Terjemahan surat At-Tin :
- Demi (buah) Tin dan (buah) zaitun ,
- Demi gunung sinai,
- dan demi negeri (Mekah) yang aman ini.
- Sungguh, kami telah menciptakan manusia dalam bentuk yang sebaik-baiknya,
- Kemudian, kami kembalikan mereka ke tempat yang serendah-rendahnya,
- Kecuali orang-orang beriman yang mengejarkan kebajikan; maka mereka mendapatkan pahala yang tiada putus-putusnya.

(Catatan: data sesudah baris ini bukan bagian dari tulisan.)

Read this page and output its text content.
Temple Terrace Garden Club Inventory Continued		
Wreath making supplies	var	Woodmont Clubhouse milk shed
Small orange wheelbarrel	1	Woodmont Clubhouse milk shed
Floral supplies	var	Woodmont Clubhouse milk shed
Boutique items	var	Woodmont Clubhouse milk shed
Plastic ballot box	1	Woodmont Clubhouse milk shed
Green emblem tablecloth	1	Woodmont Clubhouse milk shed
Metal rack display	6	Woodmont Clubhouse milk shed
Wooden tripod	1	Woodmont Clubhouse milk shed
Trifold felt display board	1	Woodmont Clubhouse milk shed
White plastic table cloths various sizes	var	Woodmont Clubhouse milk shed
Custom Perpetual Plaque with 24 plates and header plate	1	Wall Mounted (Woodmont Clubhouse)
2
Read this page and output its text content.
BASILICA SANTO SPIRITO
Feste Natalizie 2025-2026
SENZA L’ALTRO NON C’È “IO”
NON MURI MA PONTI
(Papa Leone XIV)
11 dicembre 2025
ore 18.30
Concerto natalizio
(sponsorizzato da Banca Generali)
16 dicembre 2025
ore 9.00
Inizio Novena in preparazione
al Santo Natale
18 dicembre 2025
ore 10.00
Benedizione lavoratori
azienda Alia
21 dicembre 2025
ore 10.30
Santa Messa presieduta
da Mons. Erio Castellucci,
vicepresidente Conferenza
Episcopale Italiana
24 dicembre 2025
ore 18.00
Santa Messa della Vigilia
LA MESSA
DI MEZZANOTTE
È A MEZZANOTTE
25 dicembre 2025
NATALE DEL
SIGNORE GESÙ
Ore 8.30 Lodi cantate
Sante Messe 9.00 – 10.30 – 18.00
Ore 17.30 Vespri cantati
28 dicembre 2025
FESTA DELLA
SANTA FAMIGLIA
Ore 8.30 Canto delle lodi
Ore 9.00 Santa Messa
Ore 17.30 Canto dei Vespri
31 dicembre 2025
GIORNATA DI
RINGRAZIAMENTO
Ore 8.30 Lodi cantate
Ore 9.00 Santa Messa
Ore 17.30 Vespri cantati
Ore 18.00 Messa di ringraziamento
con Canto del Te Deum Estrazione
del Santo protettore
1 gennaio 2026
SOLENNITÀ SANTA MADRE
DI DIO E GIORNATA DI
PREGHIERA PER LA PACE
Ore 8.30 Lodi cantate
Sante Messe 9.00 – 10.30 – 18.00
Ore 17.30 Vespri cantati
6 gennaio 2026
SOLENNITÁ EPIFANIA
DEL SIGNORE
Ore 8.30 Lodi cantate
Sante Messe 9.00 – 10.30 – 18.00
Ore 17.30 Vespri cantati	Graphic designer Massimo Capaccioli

- Maka apa yang menyebabkan (mereka) mendustakanmu (tentang) hari pembalasan setelah (adanya keterangan-keterangan) itu?
- bukankah Allah hakim yang paling adil.
kandungan surat At-Tin
Allah swt. mengawali surat At-tin dengan beberapa sumpah. Allah swt. bersumpah dengan menyebut buah tin, zaitun, gunung siani, dan kota mekah. Buah tin dan zaitun banyak tumbuh di baitul Magdis, tempat Nabi Isa a.s. di utus Allah swt. Gunung sinai adalah tempat Allah swt. berbicara langsung kepada Nabi Musa a.s. adapun kota Mekah adalah tempat Nabu Muhammad saw. di utus.
Allah swt. menjelaskan bahwa manusia itu di ciptakan dalam sebaik-sebaik bentuk, dengan bentuk tubuh yang baik, tampan atau cantik, terkadang membuat membuat manusia salah tingkah. Akhirnya, manusia menjadi sombong dan meremehkan orang lain. kelengkapan dan kebaikn yang diberikan oelh Alla swt. ini harus kita syukuri dengan beribadah, menjalankan semua perintahnya dan menjauhi larangan-Nya.
Manusia yang mulia itu dapat berubah menjadi rendah dan hina di hadapan Allah swr. manusia yang tidak pandai bersyukur selalu berbuat maksiat, dan tidak mau taat kepada perintah Allah swt., ia akan menjadi hina dan rendah di hadapan-Nya. Artinya, ia akan dimasukkan ke dalam neraka. Oleh karena itu, kita harus berusaha untuk senantiasa menaati perintah dan menjauhi larangan Allah swt.
Orang yang senantiasa beriman dan beramal saleh akan memperoleh pahala yang tidak akan putus. Rasulullah saw. adalah sebagai penyampai risalah Allah swt. Beliau adalah manusia pilihan sebagai uswatun hasanah. kita tidak boleh mendustakan ajarannya karena mendustakan agama berarti mendustakan Allah swt. dan masuk neraka.
Allah swt. adalah hakim yang paling adil. Mausia akan mendapatkan apa yang telah di usahakannya selama di dunia. orang yang berbuat baik akan di balas dengan kebaikan. Sebaliknya, orang yang berbuat jahat akan dibalas dengan kesiksaan. Sering kita jumpai kehidpan di dunia terdapat ketidakadilan. ada orang yang tidak mampu, tetapi ia tidak mendapatkan bantuan. sebaliknya, orang sudah mampu, justru ia banyak mendapatkan bantuan. Banyak orang yang bersalah masih berkeliaran di luar dan bebas dari jeritan hukuman. adapun orang yang tidak bersalah, justru mendapatkan perlakuan yang tidak adil. Kita harus adil dalam menyelesaiakan perkara yang berkaitan dengan keadilan. orang yang adil akan mendapatkan syafaat Allah swt. besok pada hari kiamat.